Given its co-ownership structure, a RIF will need to have at least two investors. The AIFM will make decisions on behalf of the RIF (and, effectively, its investors) about the acquisition, management and disposal of assets. The AIFM will also make decisions regarding risk management. Each RIF will also have a depositary.

It is likely that the RIF’s principal constitutional documents will be both:

  • A deed, signed by the AIFM and the investors;
  • Suitable admittance documentation to allow investors to acquire interests in the RIF.

The AIFM will need to act in accordance with the provisions of the RIF deed (and the terms of its engagement as manager) but will not be subject to all the restrictions that would otherwise apply in the context of managing an authorised fund. The RIF will also benefit from the flexibilities of being an unregulated collective investment scheme.

With no need for prior application to, or approval from, the FCA or registration with Companies House, the RIF will be an attractive solution for those seeking an accelerated speed-to-market launch.


The tax treatment of the RIF is modelled on the existing CoACS legislation.
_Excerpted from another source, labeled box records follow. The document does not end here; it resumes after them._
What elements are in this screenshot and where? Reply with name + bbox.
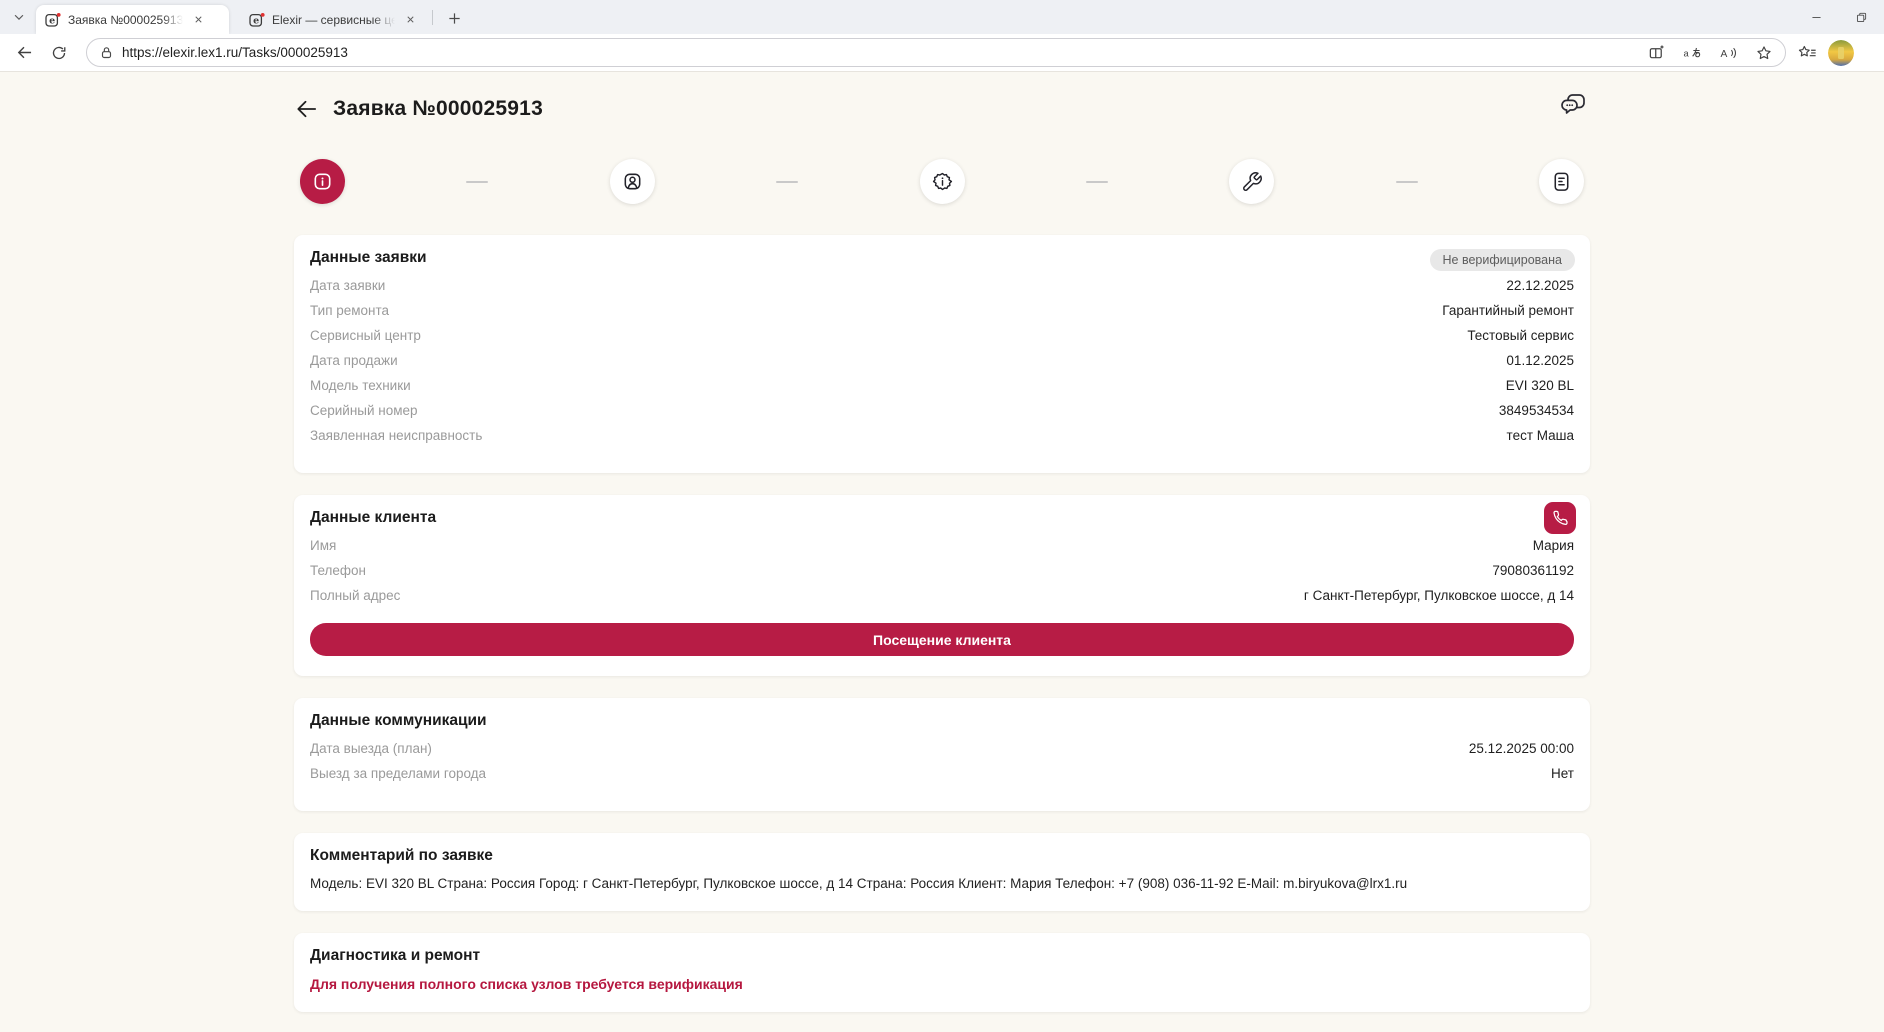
back-icon [15,44,32,61]
card-title: Данные заявки [310,249,1574,267]
page-back-button[interactable] [294,98,319,120]
url-text[interactable]: https://elexir.lex1.ru/Tasks/000025913 [122,45,1643,60]
status-badge: Не верифицирована [1430,249,1575,271]
card-client-data: Данные клиента Имя Мария Телефон 7908036… [294,495,1590,676]
tab-request[interactable]: e Заявка №000025913 [36,5,229,34]
page-body: Заявка №000025913 [0,73,1884,1032]
field-row: Серийный номер 3849534534 [310,403,1574,428]
tab-elexir[interactable]: e Elexir — сервисные центры LEX [240,5,427,34]
field-row: Дата выезда (план) 25.12.2025 00:00 [310,741,1574,766]
star-icon [1756,45,1772,61]
page-title: Заявка №000025913 [333,97,543,121]
step-repair[interactable] [1229,159,1274,204]
field-row: Сервисный центр Тестовый сервис [310,328,1574,353]
tab-title: Заявка №000025913 [68,13,183,27]
favorite-star-button[interactable] [1751,41,1777,65]
browser-tab-strip: e Заявка №000025913 e Elexir — сервисные… [0,0,1884,34]
svg-text:a: a [1684,48,1690,58]
stepper [294,159,1590,204]
restore-button[interactable] [1839,0,1884,34]
split-screen-icon [1648,44,1665,61]
comment-text: Модель: EVI 320 BL Страна: Россия Город:… [310,876,1574,891]
tab-search-button[interactable] [6,5,32,29]
plus-icon [447,11,462,26]
verification-warning: Для получения полного списка узлов требу… [310,976,1574,992]
document-icon [1550,170,1573,193]
svg-text:e: e [253,15,259,26]
step-documents[interactable] [1539,159,1584,204]
field-row: Выезд за пределами города Нет [310,766,1574,791]
field-row: Тип ремонта Гарантийный ремонт [310,303,1574,328]
browser-toolbar: https://elexir.lex1.ru/Tasks/000025913 a… [0,34,1884,72]
new-tab-button[interactable] [441,6,467,30]
field-row: Телефон 79080361192 [310,563,1574,588]
step-connector [776,181,798,183]
elexir-favicon-icon: e [249,12,265,28]
card-comment: Комментарий по заявке Модель: EVI 320 BL… [294,833,1590,911]
close-icon[interactable] [402,11,419,28]
field-row: Полный адрес г Санкт-Петербург, Пулковск… [310,588,1574,613]
step-connector [1396,181,1418,183]
close-icon[interactable] [190,11,207,28]
svg-text:e: e [49,15,55,26]
minimize-icon [1810,11,1823,24]
profile-avatar[interactable] [1828,40,1854,66]
refresh-button[interactable] [44,38,74,68]
chat-bubbles-icon [1558,91,1588,119]
verification-badge-icon [931,170,954,193]
card-title: Данные клиента [310,509,1574,527]
repair-wrench-icon [1241,171,1263,193]
svg-text:A: A [1720,49,1727,60]
page-header: Заявка №000025913 [294,89,1590,129]
minimize-button[interactable] [1794,0,1839,34]
step-verification[interactable] [920,159,965,204]
window-controls [1794,0,1884,34]
chevron-down-icon [12,10,26,24]
client-icon [621,170,644,193]
restore-icon [1855,11,1868,24]
translate-button[interactable]: a [1679,41,1705,65]
step-info[interactable] [300,159,345,204]
card-title: Данные коммуникации [310,712,1574,730]
field-row: Дата продажи 01.12.2025 [310,353,1574,378]
card-request-data: Данные заявки Не верифицирована Дата зая… [294,235,1590,473]
elexir-favicon-icon: e [45,12,61,28]
back-arrow-icon [294,98,319,120]
field-row: Имя Мария [310,538,1574,563]
card-title: Комментарий по заявке [310,847,1574,865]
field-row: Модель техники EVI 320 BL [310,378,1574,403]
chat-button[interactable] [1558,91,1588,119]
card-communication-data: Данные коммуникации Дата выезда (план) 2… [294,698,1590,811]
tab-divider [432,10,433,25]
read-aloud-icon: A [1719,45,1737,61]
client-visit-button[interactable]: Посещение клиента [310,623,1574,656]
split-screen-button[interactable] [1643,41,1669,65]
favorites-list-button[interactable] [1794,41,1820,65]
browser-back-button[interactable] [8,38,38,68]
address-bar[interactable]: https://elexir.lex1.ru/Tasks/000025913 a… [86,38,1786,67]
phone-icon [1552,510,1569,527]
favorites-list-icon [1798,44,1817,61]
field-row: Заявленная неисправность тест Маша [310,428,1574,453]
step-connector [466,181,488,183]
tab-title: Elexir — сервисные центры LEX [272,13,395,27]
read-aloud-button[interactable]: A [1715,41,1741,65]
step-connector [1086,181,1108,183]
lock-icon [99,45,114,60]
translate-icon: a [1683,45,1701,61]
card-diagnostics: Диагностика и ремонт Для получения полно… [294,933,1590,1012]
step-client[interactable] [610,159,655,204]
card-title: Диагностика и ремонт [310,947,1574,965]
field-row: Дата заявки 22.12.2025 [310,278,1574,303]
info-icon [311,170,334,193]
call-client-button[interactable] [1544,502,1576,534]
refresh-icon [51,45,67,61]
As such, the RIF is transparent for income-tax purposes and transfers of RIF units are exempt from stamp duty and stamp duty reserve tax.

In terms of the taxation of chargeable gains, the RIF will replicate the CoACS treatment (opaque for UK chargeable gains purposes) provided the RIF operates within one of three ‘restricted’ RIF categories:

  • UK property-rich RIF, where at least 75% of the value of the RIF’s assets derives from UK property (based on the UK’s non-resident capital gains tax rules);
  • RIF investors are UK tax-exempt; and/or
  • RIF’s asset base does not include UK property nor interests in UK property-rich companies.
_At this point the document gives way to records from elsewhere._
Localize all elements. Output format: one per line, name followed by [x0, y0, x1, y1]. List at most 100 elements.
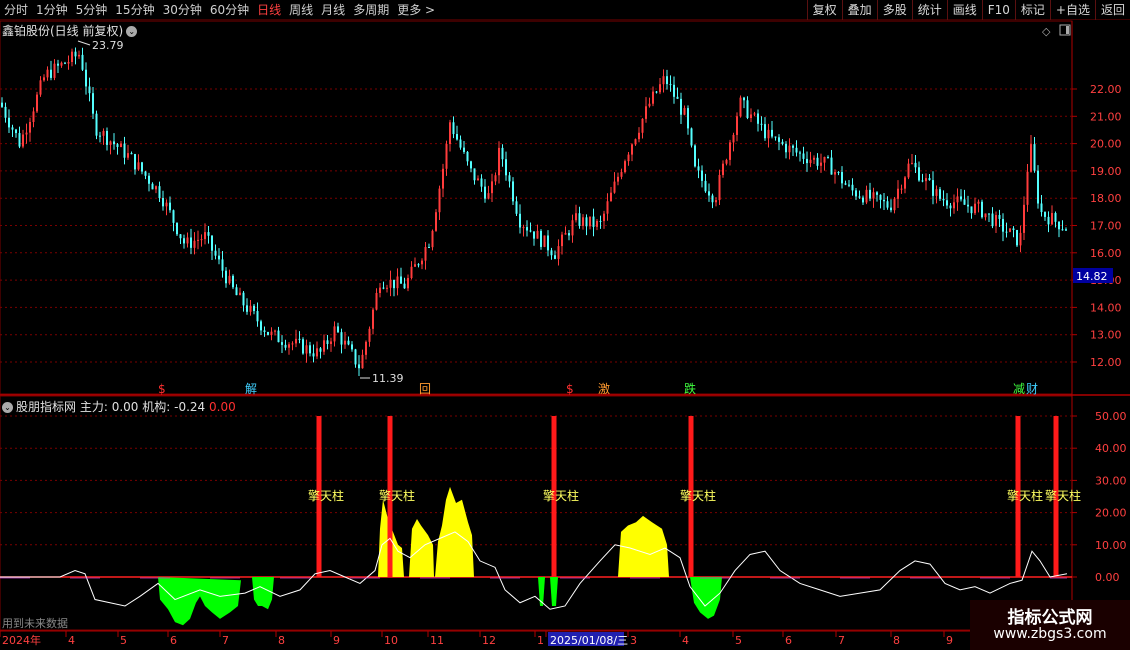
candle-body — [708, 191, 710, 196]
candle-body — [652, 91, 654, 104]
indicator-fill-area — [252, 577, 274, 610]
candle-body — [403, 283, 406, 289]
candle-body — [319, 348, 322, 352]
price-panel-frame — [0, 20, 1073, 395]
candle-body — [214, 250, 217, 256]
candle-body — [88, 86, 91, 94]
candle-body — [834, 172, 836, 175]
candle-body — [879, 194, 882, 200]
date-label: 7 — [838, 634, 845, 647]
candle-body — [764, 124, 766, 139]
candle-body — [190, 237, 192, 248]
candle-body — [673, 84, 675, 97]
candle-body — [585, 217, 588, 227]
candle-body — [365, 341, 367, 355]
candle-body — [848, 184, 850, 186]
candle-body — [953, 202, 955, 209]
candle-body — [760, 123, 763, 125]
candle-body — [379, 287, 381, 293]
candle-body — [193, 240, 196, 248]
candle-body — [158, 186, 161, 199]
candle-body — [921, 180, 924, 182]
watermark-title: 指标公式网 — [1007, 608, 1093, 628]
candle-body — [295, 338, 297, 344]
candle-body — [39, 80, 42, 95]
candle-body — [956, 196, 959, 203]
indicator-gridlines — [0, 415, 1072, 578]
price-tick-label: 16.00 — [1090, 247, 1122, 260]
candle-body — [659, 84, 661, 93]
candle-body — [900, 188, 903, 190]
event-marker: 减 — [1013, 382, 1025, 396]
candle-body — [183, 238, 185, 244]
candle-body — [435, 212, 437, 231]
price-axis: 22.0021.0020.0019.0018.0017.0016.0015.00… — [1072, 83, 1122, 369]
candle-body — [715, 200, 717, 203]
candle-body — [354, 349, 357, 365]
candle-body — [613, 181, 616, 193]
indicator-fill-areas — [158, 486, 722, 626]
candle-body — [855, 190, 857, 197]
indicator-title: ⌄ 股朋指标网 主力: 0.00 机构: -0.24 0.00 — [2, 398, 236, 415]
candle-body — [64, 62, 66, 64]
candle-body — [316, 348, 318, 357]
candle-body — [550, 250, 553, 256]
candle-body — [781, 141, 784, 144]
chevron-down-icon[interactable]: ⌄ — [2, 402, 13, 413]
candle-body — [270, 331, 273, 335]
candle-body — [571, 220, 574, 236]
candle-body — [204, 232, 206, 240]
candle-body — [74, 51, 77, 57]
candle-body — [578, 213, 581, 226]
kline-chart-canvas[interactable]: 22.0021.0020.0019.0018.0017.0016.0015.00… — [0, 0, 1130, 650]
candle-body — [946, 200, 948, 206]
candle-body — [1061, 229, 1064, 231]
candle-body — [106, 130, 108, 145]
candle-body — [99, 135, 101, 137]
candle-body — [333, 326, 336, 342]
candle-body — [998, 215, 1001, 219]
candle-body — [323, 340, 325, 352]
price-tick-label: 14.00 — [1090, 301, 1122, 314]
candle-body — [816, 157, 819, 166]
date-label: 4 — [682, 634, 689, 647]
candle-body — [1023, 204, 1025, 233]
candle-body — [533, 231, 535, 239]
date-label: 8 — [893, 634, 900, 647]
candle-body — [680, 98, 682, 115]
candle-body — [358, 364, 360, 369]
extra-value: 0.00 — [209, 400, 236, 414]
diamond-icon[interactable]: ◇ — [1042, 25, 1051, 38]
candle-body — [655, 91, 658, 93]
candle-body — [85, 69, 87, 87]
candle-body — [662, 76, 665, 85]
candle-body — [78, 54, 80, 57]
candle-body — [134, 154, 136, 170]
candle-body — [669, 84, 672, 86]
candle-body — [172, 210, 175, 223]
candle-body — [547, 235, 549, 251]
indicator-name: 股朋指标网 — [16, 400, 77, 414]
candle-body — [235, 287, 238, 296]
candle-body — [382, 287, 385, 289]
candle-body — [344, 340, 346, 345]
candle-body — [960, 196, 962, 200]
pillar-label: 擎天柱 — [543, 488, 579, 503]
candle-body — [939, 189, 941, 199]
candle-body — [575, 213, 577, 221]
event-marker: 回 — [419, 382, 431, 396]
candle-body — [522, 227, 525, 229]
candle-body — [302, 339, 304, 354]
candle-body — [697, 166, 700, 171]
candle-body — [893, 198, 896, 211]
date-label: 4 — [68, 634, 75, 647]
candle-body — [540, 230, 542, 247]
candle-body — [1026, 171, 1029, 205]
candle-body — [529, 230, 532, 232]
chevron-down-icon[interactable]: ⌄ — [126, 26, 138, 37]
candle-body — [543, 235, 546, 247]
candle-body — [683, 108, 686, 115]
candle-body — [746, 100, 749, 118]
candle-body — [494, 175, 497, 182]
candle-body — [872, 192, 875, 199]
In other words, so long as the RIF remains within one of the three categories, investors in the RIF are not subject to tax on chargeable gains on disposals by the RIF of underlying assets but investors are subject to tax on realisation of their RIF units.

The restricted RIF categories are intended to ensure that both UK and non-UK investors are subject to UK tax on gains made on disposals of UK property and UK property rich vehicles.

From a stamp duty land tax (SDLT) perspective, there should be no SDLT on transfers of units in a RIF – but only while the RIF remains within one of the three restricted categories. The RIF will also benefit from a seeding relief from SDLT (modelled on the existing CoACS relief).

The RIF must also meet a number of general conditions, such as an ownership condition based on genuine diversity of ownership or a non-close test.

The restricted RIF framework is a pragmatic way forward for the RIF legislation, particularly as the UK property-rich category can be utilised by UK real estate fund managers. From an operational perspective, restricted RIF compliance can be monitored on a regular basis (as already happens in relation to monitoring ongoing conditions for real estate investment trusts).

Innovative opportunities

As key architect and lead campaign advocate of the RIF, I hope the RIF will be a conduit to attract capital and stimulate growth in the UK economy. UK managers consider the RIF can act as a valuable new catalyst by creating jobs, levelling up (for example, via town centre regeneration projects) and accelerating our nation’s infrastructure and green industrial revolutions.

I am grateful to the government and regulatory officials who have led the UK funds regime review project for their constructive engagement with industry, and share the government’s confidence that “the RIF will be a fund vehicle which serves as a valuable addition to the UK’s fund range”. Thanks to these collective efforts, the RIF will contribute to achieving a key objective of the review by making “the UK a more attractive location to set up, manage and administer funds”.

UK managers – seize the opportunity and use the RIF.